Consular information for India
U.S. Embassy New Delhi
New Delhi 110021,
Telephone: +91 11 2419 8000 (New Delhi)
Telephone: +91 44 2857 4000 (Chennai)
Telephone: +91 22 2672 4000 (Mumbai)
Telephone: +91 33 3984 2400 (Kolkata)
Email: KolkataPAS@state.gov (Kolkata)
Email: email@example.com (Mumbai)
British High Commission New Delhi
New Delhi 110021,
Telephone: +91 11 2419 2100 (New Delhi)
Telephone: +91 44 4219 2151 (Chennai)
Telephone: +91 22 6650 2222 (Mumbai)
Telephone: +91 80 2210 0200 (Bengaluru)
Telephone: +91 33 2288 5172 (Kolkata)
Visa requirements for India
A visa is required when travelling to India. British citizens can apply for an e-Tourist Visa (e-TV) to enter India at designated airports. Further information can be found at the Tourist Visa Website
All passports must be machine readable. Non-machine readable passports will not be accepted and entry can be denied. Specific travel permits are required for certain parts of the country. These include the areas of Sikkim, Arunachal, Pradesh, Andaman and Nicobar Islands.
Those with Pakistani origin or descent are subject to administrative processing and should expect additional delays when applying for Indian visas.
Health Care and Immunisations
It is advised that visitors to India are up-to-date with primary boosters, such as MMR. It is further recommended that most travellers also get Tetanus, Typhoid and Hepatitis A vaccinations.
Although there is no direct risk of Yellow Fever in India, if you have been in a country where there is a risk of the disease in the last 6 days, you will be required to provide a vaccination certificate. Failure to do so can lead to you being detained in isolation for up to 6 days. Check with your local health professional prior to travel, if you are unsure.

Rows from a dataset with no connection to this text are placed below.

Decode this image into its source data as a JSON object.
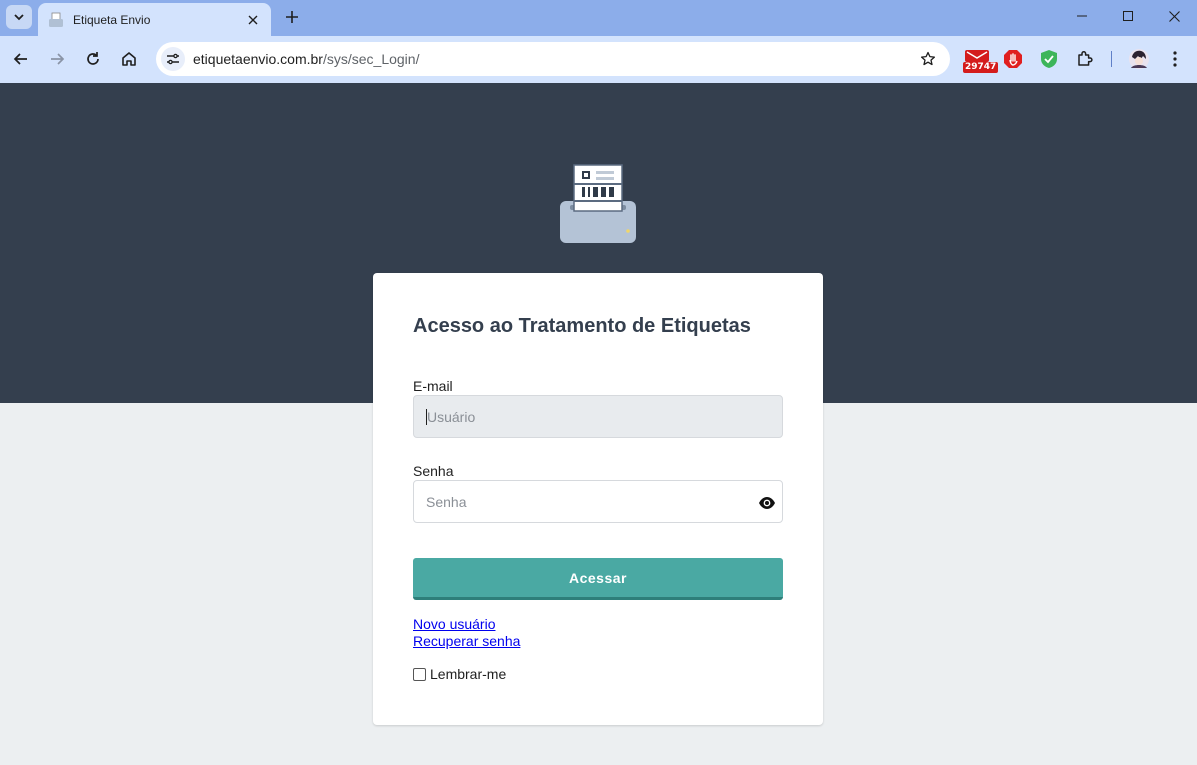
{
  "browser": {
    "tab_title": "Etiqueta Envio",
    "url_host": "etiquetaenvio.com.br",
    "url_path": "/sys/sec_Login/",
    "extension_badge": "29747"
  },
  "login": {
    "title": "Acesso ao Tratamento de Etiquetas",
    "email_label": "E-mail",
    "email_placeholder": "Usuário",
    "password_label": "Senha",
    "password_placeholder": "Senha",
    "submit_label": "Acessar",
    "new_user_link": "Novo usuário",
    "recover_link": "Recuperar senha",
    "remember_label": "Lembrar-me"
  },
  "colors": {
    "hero": "#343f4e",
    "accent": "#4aa9a3",
    "background": "#eceff1"
  }
}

Cases of COVID-19 have been reported in India and there is no vaccination against the disease, protection against the disease is through preventive measures such as wearing a face mask, washing hands regularly, maintaining social distancing, avoiding unnecessary travel and gatherings.
Medical facilities in India are not as advanced as many Western countries, particularly if illness or injury occurs in rural destinations. If you require medical assistance, private care is recommended. This can be extremely expensive so it is of paramount importance that you purchase adequate medical insurance that will cover you for all treatment.

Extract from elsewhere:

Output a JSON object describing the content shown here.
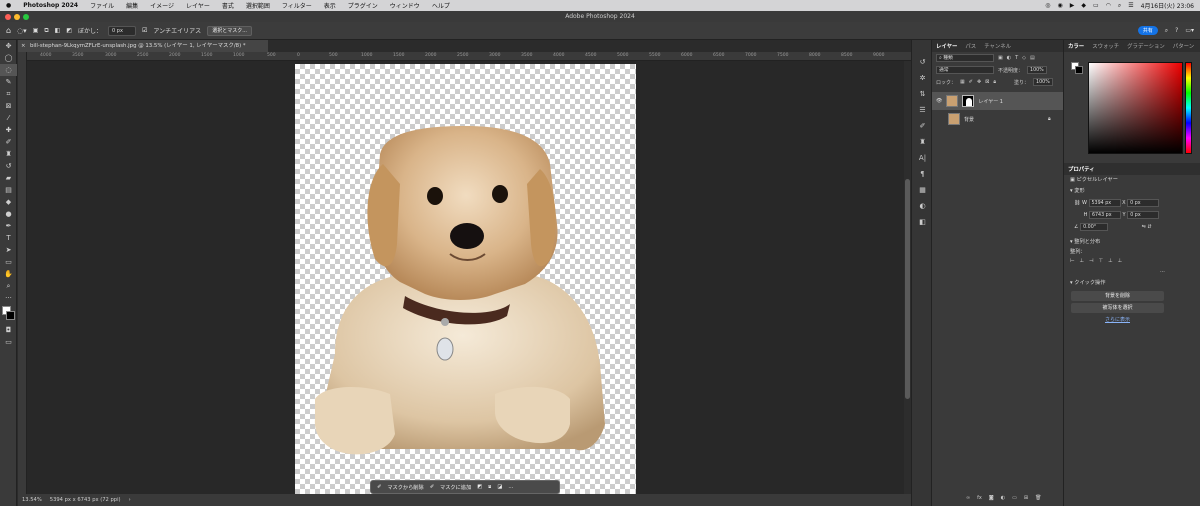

Influenza is transmitted from November to April in northern India and from June through November in southern India. There is a risk throughout the year. However, peaks do occur from February through to April.
Dengue and Zika that are two viral infections transmitted by mosquitoes, are present in the country. You should take precautions to avoid mosquito bites.
It is recommended against swimming in fresh water as Schistosomiasis can be contracted via a parasite that penetrate human skin, when the water is contaminated.
It is highly recommended full travel and medical insurance is checked for coverage prior to travel. The Medical facilities can vary. Personal hygiene must be paramount, the local water supply avoided and bottled water inspected prior to consumption.